Wyandotte County District Attorney's Office
KANSAS CITY, KAN. — The Kansas Supreme Court, on August 9, upheld the Wyandotte County conviction of Charles Bridges, who was convicted of second degree murder in connection with the July 2004 death of Laura McCurley.
A Wyandotte County District Court jury, on April 17, 2008, found that Bridges, in the process of personally replacing a hot water heater in his home, left a natural gas pipe open, allowing gas to fill the residence.
The next day, after Bridges left for work, his fiancée, McCurley, was severely injured by an explosion when she lit a cigarette upon waking.
McCurley was home recuperating from a recent surgery. She died 11 days later. Kansas law provides that killing a person unintentionally, but recklessly, under circumstances showing extreme indifference to the value of human life, constitutes
The Supreme Court, in an opinion by Chief Justice Lawton R. Nuss, affirmed both the district court and the Kansas Court of Appeals, which had previously affirmed the trial court.

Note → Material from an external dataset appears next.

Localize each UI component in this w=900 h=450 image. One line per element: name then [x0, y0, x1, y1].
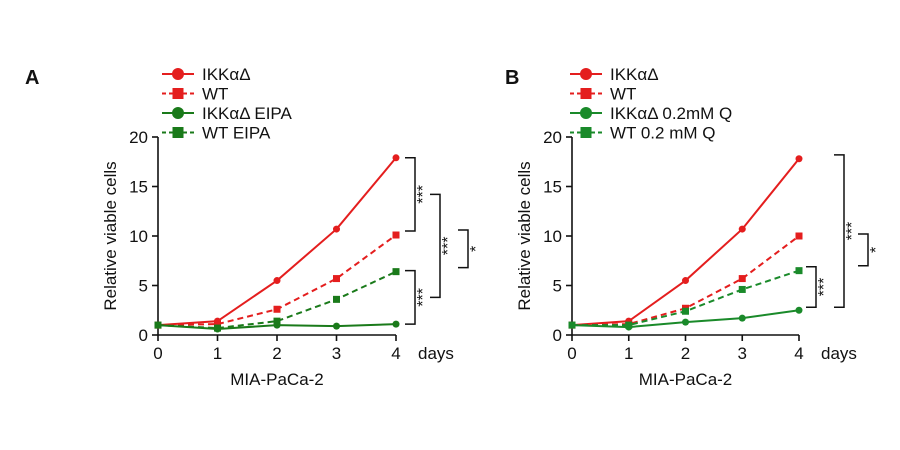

The Supreme Court held that the district court’s evidentiary and legal rulings were correct, and that any error in the case was harmless.
In its opinion the court found: “Bridges gave varying and inconsistent explanations for the cause of the explosion. He eventually stated that before he left for work he checked the pipes due to a gas smell and instead of turning the valve off, he probably, by mistake turned it on.”
Bridges is serving a sentence of 117 months in prison for the crime.